When Silence Speaks: What the Court’s Pass on Student Speech Reveals
By refusing to hear a student speech case, the Court left unclear whether unpopular biological or political beliefs still qualify as protected expression in public schools.
This week, the United States Supreme Court declined to hear Morrison v. Middleborough Public Schools, a case concerning a student prohibited from wearing a shirt that stated, “There Are Only Two Genders.” The decision not to grant certiorari is procedurally unremarkable. Yet in a moment of deep national debate over the boundaries of discourse, identity, and institutional neutrality, it represents a missed opportunity for clarity.
The facts are straightforward and undisputed. Liam Morrison, a middle school student in Massachusetts, wore a shirt bearing a simple and biologically rooted assertion. It was neither vulgar nor threatening. He was removed from class, and his expression was deemed to have violated the school’s policy against speech that “targets” protected groups. The litigation that followed challenged this rationale on First Amendment grounds.
The Doctrinal Context
Since Tinker v. Des Moines Independent Community School District (1969), it has been well established that students do not “shed their constitutional rights to freedom of speech or expression at the schoolhouse gate.” But Tinker also permits restrictions when speech materially and substantially disrupts the work and discipline of the school.

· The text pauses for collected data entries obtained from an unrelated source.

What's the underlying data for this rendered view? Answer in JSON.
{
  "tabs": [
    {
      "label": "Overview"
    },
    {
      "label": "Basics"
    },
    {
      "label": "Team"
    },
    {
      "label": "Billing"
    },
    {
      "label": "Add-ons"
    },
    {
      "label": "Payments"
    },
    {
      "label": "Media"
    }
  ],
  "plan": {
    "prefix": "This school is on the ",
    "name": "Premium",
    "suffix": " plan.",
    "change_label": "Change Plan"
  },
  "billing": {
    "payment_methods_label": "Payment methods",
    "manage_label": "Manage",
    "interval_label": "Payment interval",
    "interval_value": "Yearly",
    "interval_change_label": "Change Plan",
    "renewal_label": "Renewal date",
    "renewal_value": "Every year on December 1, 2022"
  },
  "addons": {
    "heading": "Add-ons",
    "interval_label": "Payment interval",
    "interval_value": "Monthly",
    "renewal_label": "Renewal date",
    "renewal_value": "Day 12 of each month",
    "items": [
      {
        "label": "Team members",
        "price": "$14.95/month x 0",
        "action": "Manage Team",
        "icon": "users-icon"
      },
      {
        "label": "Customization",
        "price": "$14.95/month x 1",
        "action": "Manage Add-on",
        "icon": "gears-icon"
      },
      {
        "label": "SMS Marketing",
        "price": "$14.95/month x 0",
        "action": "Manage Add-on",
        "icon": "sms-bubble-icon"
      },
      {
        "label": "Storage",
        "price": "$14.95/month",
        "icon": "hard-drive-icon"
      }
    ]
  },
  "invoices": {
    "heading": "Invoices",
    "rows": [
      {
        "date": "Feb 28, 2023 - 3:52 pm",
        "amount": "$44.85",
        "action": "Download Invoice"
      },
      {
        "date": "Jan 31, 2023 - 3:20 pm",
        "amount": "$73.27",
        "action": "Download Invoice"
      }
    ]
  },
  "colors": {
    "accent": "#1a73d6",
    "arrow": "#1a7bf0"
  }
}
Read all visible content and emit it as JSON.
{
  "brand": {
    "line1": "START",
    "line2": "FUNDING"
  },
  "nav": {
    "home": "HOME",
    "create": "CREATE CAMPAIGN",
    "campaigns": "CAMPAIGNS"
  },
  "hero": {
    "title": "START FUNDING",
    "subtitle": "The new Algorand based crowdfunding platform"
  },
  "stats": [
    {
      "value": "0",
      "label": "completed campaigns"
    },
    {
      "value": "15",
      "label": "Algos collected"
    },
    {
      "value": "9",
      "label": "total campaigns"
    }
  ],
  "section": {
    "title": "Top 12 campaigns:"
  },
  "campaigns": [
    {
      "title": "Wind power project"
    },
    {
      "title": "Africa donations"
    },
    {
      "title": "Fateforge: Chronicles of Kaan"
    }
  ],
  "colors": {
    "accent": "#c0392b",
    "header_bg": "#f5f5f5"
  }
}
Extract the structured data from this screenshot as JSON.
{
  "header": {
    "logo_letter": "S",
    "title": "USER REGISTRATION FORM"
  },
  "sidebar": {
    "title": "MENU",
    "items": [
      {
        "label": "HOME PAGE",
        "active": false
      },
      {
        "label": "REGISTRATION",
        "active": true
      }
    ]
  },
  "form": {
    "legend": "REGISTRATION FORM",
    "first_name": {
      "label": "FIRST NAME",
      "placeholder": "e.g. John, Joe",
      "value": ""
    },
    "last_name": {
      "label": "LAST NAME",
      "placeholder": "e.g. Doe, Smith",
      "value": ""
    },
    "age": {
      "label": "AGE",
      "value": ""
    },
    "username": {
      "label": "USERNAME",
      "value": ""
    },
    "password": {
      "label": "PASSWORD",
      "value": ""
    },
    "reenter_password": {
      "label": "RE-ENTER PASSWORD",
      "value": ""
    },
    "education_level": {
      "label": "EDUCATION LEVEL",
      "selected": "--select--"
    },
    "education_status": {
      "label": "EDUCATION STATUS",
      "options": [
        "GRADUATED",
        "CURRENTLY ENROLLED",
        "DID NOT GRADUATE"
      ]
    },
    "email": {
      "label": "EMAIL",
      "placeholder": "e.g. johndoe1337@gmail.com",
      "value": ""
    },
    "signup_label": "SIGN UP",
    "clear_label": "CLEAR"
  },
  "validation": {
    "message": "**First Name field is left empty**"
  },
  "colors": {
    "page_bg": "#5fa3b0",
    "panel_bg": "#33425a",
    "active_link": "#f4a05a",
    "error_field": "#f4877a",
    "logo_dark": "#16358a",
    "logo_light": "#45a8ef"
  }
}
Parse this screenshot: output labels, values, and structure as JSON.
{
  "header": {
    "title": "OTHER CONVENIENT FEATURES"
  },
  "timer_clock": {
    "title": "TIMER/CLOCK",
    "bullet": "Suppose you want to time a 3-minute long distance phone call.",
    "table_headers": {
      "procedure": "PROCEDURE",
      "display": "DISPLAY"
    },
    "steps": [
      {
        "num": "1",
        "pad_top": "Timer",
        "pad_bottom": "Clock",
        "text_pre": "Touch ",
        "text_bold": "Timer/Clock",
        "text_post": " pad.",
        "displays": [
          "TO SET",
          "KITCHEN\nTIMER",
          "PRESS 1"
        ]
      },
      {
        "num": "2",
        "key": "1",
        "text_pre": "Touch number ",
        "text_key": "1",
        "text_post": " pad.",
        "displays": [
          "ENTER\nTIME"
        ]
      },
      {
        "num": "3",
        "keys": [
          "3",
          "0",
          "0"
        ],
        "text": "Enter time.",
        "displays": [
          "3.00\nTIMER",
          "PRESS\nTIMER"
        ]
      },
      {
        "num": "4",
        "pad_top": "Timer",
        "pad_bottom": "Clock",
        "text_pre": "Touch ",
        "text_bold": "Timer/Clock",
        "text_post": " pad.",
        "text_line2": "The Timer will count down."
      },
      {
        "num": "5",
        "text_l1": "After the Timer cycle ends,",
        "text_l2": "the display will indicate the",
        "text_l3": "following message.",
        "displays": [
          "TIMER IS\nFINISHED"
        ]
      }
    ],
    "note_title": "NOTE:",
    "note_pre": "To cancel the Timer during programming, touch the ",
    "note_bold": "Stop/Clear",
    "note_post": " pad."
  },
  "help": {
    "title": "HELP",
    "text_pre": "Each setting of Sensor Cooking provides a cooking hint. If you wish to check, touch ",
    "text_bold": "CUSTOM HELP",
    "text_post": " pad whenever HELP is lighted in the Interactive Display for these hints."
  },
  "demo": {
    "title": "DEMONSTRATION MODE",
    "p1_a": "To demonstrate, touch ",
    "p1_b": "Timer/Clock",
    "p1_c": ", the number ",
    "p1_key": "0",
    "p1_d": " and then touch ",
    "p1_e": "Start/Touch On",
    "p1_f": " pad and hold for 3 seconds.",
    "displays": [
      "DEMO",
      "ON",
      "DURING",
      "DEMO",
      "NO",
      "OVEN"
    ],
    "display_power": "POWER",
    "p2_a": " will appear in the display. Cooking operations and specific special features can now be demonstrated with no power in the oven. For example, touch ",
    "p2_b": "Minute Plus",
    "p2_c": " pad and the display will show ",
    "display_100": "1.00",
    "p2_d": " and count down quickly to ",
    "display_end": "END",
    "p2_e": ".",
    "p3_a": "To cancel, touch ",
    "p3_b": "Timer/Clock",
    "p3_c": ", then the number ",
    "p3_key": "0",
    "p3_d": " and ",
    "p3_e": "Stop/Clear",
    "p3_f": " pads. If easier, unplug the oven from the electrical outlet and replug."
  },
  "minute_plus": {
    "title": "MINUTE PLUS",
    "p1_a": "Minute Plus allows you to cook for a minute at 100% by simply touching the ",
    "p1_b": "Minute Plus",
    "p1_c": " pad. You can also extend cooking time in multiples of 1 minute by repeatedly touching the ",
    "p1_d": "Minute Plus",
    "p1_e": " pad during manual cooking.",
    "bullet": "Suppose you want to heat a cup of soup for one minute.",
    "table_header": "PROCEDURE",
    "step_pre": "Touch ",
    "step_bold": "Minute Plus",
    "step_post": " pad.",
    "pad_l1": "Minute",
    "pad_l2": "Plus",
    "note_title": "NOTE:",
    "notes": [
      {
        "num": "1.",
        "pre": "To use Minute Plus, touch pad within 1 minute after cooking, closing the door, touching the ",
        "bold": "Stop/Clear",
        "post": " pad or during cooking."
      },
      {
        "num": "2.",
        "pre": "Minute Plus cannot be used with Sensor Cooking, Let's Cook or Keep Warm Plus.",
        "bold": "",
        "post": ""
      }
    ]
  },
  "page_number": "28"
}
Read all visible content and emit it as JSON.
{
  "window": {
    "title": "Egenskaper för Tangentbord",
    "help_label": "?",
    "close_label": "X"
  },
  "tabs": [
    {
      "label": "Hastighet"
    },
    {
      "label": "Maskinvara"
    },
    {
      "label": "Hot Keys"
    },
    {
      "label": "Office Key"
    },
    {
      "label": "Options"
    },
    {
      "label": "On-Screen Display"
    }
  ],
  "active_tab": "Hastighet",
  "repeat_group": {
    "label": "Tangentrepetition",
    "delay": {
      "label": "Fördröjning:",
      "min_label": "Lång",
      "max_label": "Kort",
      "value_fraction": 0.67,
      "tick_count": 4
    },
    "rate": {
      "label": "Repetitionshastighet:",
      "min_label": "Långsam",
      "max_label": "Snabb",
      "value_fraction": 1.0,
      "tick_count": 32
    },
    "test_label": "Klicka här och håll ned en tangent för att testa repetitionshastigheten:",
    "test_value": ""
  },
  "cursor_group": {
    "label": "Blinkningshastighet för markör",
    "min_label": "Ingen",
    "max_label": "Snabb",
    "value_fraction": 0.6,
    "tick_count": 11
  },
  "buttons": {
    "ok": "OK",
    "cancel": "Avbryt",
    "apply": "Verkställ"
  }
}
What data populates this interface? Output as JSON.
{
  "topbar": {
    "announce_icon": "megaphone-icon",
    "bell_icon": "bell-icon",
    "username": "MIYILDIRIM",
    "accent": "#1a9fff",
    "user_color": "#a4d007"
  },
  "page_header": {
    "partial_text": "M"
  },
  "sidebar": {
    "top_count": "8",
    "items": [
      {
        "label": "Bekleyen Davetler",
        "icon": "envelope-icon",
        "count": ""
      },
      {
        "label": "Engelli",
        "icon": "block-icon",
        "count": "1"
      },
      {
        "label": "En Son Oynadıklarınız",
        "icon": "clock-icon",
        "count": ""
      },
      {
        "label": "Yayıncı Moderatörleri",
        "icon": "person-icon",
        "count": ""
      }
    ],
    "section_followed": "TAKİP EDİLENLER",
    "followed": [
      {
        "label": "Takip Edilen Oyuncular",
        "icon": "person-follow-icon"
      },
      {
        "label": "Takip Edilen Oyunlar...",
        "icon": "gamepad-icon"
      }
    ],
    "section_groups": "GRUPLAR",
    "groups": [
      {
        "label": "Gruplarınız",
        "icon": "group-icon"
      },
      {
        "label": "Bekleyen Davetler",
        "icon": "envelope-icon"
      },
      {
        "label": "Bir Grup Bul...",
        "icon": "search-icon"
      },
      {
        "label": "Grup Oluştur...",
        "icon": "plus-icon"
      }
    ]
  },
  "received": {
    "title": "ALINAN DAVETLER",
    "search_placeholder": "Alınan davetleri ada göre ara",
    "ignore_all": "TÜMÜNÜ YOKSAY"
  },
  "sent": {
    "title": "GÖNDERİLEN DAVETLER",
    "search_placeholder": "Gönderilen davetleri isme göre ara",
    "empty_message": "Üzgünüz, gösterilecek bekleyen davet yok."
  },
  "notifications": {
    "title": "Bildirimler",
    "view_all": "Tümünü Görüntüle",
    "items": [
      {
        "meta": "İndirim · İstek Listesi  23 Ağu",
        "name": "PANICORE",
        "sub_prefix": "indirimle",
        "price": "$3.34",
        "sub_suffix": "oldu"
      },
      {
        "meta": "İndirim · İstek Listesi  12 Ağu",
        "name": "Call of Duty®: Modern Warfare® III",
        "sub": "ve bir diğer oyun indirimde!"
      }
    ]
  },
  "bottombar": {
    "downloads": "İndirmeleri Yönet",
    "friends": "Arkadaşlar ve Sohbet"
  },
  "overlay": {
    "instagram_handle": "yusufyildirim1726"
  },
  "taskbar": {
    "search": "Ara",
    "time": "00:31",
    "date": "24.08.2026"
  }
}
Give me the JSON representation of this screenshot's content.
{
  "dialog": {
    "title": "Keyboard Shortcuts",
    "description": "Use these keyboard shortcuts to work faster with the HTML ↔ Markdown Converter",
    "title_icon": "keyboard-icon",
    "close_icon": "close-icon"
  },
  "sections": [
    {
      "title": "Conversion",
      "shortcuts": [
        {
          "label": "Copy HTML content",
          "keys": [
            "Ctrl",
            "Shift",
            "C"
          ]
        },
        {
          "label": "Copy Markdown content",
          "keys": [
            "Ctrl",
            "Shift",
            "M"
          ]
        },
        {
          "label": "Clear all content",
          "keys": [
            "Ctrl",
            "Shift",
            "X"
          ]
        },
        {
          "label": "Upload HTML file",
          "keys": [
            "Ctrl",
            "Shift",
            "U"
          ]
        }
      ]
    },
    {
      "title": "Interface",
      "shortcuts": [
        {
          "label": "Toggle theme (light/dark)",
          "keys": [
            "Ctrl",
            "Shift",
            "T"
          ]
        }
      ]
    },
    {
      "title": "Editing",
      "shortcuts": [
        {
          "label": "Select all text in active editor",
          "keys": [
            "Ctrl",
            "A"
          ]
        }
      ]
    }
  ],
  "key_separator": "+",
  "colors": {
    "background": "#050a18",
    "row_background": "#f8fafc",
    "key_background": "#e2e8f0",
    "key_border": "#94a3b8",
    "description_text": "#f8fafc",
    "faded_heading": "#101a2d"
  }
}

Courts have since struggled to define the contours of this disruption standard, particularly when the claimed harm is not disorder but offense.
In declining to revisit these boundaries in Morrison, the Court leaves intact a lower court’s reasoning that may permit suppression of student speech based solely on perceived emotional harm, even where there is no evidence of actual disruption. This outcome invites ambiguity regarding the extent to which schools may enforce ideological conformity under the guise of maintaining order.
Cultural Orthodoxy and Constitutional Minimalism
There is a deeper concern at play. The refusal to review this case signals, whether intentionally or not, a toleration of viewpoint discrimination within state institutions. The student’s expression was not inflammatory by any traditional legal standard. That it was nonetheless deemed punishable suggests a shifting paradigm, in which prevailing cultural norms—particularly those surrounding gender ideology—acquire quasi-official status in public education.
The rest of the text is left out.